La plupart du temps, elle était penchée sur un livre, ses cheveux noirs cachant son visage. Mais nous ne la regardions pas, nous regardions Catherine Kirshoff ou Maya Bennis qui riaient de toutes leurs dents, en enroulant une mèche de cheveux blonds autour d'un doigt effilé.

En quoi ce passage fait-il avancer l'histoire et la découverte de "ELLE" ?

 Présentation ELLE .2.ppsx

Séquence

Recherche d'indices et informations (3)

Durée: 15 minutes

La classe, toujours distribuée en binômes, continue à prendre connaissance de l'histoire de Fouad Laroui.

Mais avant de poursuivre, apportons quelques précisions sur notre démarche d'exploitation :

La pédagogie active que nous préconisons ici dans "Sous le platane", cherche à éveiller la curiosité, à susciter l'envie. Elle se place volontairement à l'opposé d'une démarche conventionnelle qui, elle, peine à atteindre ces objectifs en partie parce que son erreur est d'être "la pédagogie du trop". En effet, la démarche conventionnelle donne trop d'informations aux élèves, trop rapidement. En outre, le professeur est trop présent, il parle trop... et, en définitive, les élèves subissent.

Nous avons procédé bien différemment depuis le début de cette exploitation. Nous nous sommes abstenus de donner le titre de cette nouvelle, remplacé par un simple pronom féminin; ni le nom de l'auteur; nous avons tu sa nationalité; de même, nous n'avons pas distribué l'ensemble de la nouvelle (5 pages) mais opté pour la technique de la bande annonce qui, pour un film, consiste à montrer quelques flashes correspondant à des moments différents de l'histoire, du film. Cette démarche des petits pas, que nous appelons "homéopathique" permet aux élèves de ne pas subir la pédagogie de l'enseignant mais contribue à ce qu'ils s'approprient l'histoire, et à ce qu'ils soient ainsi moteur de leur propre apprentissage. La frustration positive ainsi distillée incite à poursuivre la collecte d'informations et d'indices.

Cinquième fragment :

Son père était riche, il était même, proche du Palais. Jamais  elle ne donnait son vrai nom. Au lycée, elle était inscrite sous un autre nom.

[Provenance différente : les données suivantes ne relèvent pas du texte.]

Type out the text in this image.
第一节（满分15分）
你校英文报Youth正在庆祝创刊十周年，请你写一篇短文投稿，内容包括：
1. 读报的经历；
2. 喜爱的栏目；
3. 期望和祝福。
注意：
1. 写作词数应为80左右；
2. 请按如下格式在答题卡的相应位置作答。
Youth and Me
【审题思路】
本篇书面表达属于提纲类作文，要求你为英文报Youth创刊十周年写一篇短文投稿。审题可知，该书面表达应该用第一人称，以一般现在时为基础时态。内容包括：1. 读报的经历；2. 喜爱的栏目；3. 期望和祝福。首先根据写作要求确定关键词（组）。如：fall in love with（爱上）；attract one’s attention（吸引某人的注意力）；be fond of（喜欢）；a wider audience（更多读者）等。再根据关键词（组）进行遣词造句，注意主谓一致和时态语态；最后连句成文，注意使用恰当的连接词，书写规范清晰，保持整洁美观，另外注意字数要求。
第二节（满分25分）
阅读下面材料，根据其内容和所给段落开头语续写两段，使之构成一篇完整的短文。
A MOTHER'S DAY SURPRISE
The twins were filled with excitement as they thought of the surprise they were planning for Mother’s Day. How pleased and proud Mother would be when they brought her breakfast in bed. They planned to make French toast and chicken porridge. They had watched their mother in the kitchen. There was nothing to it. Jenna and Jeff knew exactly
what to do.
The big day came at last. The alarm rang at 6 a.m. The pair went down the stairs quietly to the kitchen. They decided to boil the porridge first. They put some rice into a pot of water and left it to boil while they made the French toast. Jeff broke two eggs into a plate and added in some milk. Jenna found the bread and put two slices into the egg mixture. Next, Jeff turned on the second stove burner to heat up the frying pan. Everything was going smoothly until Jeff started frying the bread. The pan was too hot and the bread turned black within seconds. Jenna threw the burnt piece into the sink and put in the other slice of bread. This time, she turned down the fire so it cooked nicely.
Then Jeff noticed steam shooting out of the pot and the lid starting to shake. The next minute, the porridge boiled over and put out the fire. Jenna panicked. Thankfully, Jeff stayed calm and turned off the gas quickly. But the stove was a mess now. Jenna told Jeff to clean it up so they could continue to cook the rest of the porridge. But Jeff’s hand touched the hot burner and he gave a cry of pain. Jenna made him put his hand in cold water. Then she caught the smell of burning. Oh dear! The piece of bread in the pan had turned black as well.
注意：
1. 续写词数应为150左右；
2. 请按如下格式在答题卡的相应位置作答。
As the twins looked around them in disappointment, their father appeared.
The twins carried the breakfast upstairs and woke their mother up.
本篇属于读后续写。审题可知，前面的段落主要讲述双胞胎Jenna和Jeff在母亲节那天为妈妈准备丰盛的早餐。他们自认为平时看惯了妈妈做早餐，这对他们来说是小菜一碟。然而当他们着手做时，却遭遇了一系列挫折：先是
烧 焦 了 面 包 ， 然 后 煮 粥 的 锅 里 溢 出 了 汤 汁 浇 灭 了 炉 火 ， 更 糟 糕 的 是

Quant à son adresse…Je sais simplement qu’elle habitait du côté d’Anfa, chez les riches. « Chez les Bennani et les Tazi », comme on disait plaisamment, entre internes fils de rien, boursiers de la République.

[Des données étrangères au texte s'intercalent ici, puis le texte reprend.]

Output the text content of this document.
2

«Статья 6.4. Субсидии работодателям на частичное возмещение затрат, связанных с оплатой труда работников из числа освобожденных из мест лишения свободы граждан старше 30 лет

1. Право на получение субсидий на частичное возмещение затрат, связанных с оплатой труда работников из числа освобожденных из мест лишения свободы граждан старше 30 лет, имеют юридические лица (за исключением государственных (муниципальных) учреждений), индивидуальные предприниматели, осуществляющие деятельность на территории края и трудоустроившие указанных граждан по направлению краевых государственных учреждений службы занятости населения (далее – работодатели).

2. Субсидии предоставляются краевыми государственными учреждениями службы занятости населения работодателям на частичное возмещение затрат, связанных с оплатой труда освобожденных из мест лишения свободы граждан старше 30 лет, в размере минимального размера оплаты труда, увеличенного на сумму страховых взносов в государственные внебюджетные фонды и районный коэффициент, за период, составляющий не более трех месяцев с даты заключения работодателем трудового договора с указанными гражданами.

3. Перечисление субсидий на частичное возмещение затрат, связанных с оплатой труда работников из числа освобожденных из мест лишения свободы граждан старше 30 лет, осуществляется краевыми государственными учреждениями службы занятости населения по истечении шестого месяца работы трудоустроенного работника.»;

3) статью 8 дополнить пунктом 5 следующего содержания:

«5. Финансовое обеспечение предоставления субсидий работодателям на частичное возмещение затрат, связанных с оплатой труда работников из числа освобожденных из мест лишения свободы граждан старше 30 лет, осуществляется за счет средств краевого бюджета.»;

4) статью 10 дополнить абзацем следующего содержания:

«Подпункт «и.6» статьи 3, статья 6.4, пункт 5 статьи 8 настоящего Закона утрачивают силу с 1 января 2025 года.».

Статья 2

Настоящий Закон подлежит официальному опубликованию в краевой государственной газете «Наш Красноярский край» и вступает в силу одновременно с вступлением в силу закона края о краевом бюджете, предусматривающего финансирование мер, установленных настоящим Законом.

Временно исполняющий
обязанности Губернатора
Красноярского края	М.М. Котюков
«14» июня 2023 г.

Nous continuons à collecter des informations sur "ELLE". Nous avions supposé qu'elle était d'une famille aisée, ce qui est vérifié ici.

Ce passage, lu attentivement, peut nous apporter des indices pour répondre à la question "?" car :
- il nous parle d'un Palais (avec un P majuscule);
- il nous parle d'Anfa;
- il nous donne des noms de familles : les Bennani et les Tazi.
Ces trois éléments se rapportent-ils à la France ? Une petite recherche google peut nous aider à situer géographiquement le lieu où se déroule cette histoire.

L'auteur, ne s'identifie pas aux Bennani et Tazi, il dit se situer parmi les "fils de rien", les "boursiers de la République" (française); nous apprenons donc que le narrateur est un élève interne (voir 2ème passage) dont les parents doivent être assez pauvres pour qu'il bénéficie d'une bourse.

Sixième passage :

Parfois je pensais à elle, penché sur mon manuel de mathématiques, à l’étude du soir.

Comme j’étais interne, elle m’apporta un jour un grand sac rempli de nourriture, des fruits, des biscuits…

Je pris le sac et lui parlai d’autre chose.

Ce passage va permettre de noter : 
1/ que le narrateur était attiré par "ELLE";
2/ que notre personnage était gentille envers lui (sans doute attirée également);
3/ que le narrateur a une réaction étrange, pas très correcte dans la mesure où il ne la remercie pas (on pourra s'interroger, est-ce la timidité ?).

note : à ce stade du récit, le passé simple apparaît (valeur littéraire et historique puisque, comme nous le verrons plus tard, il s'agit de souvenirs lointains que le narrateur exhume)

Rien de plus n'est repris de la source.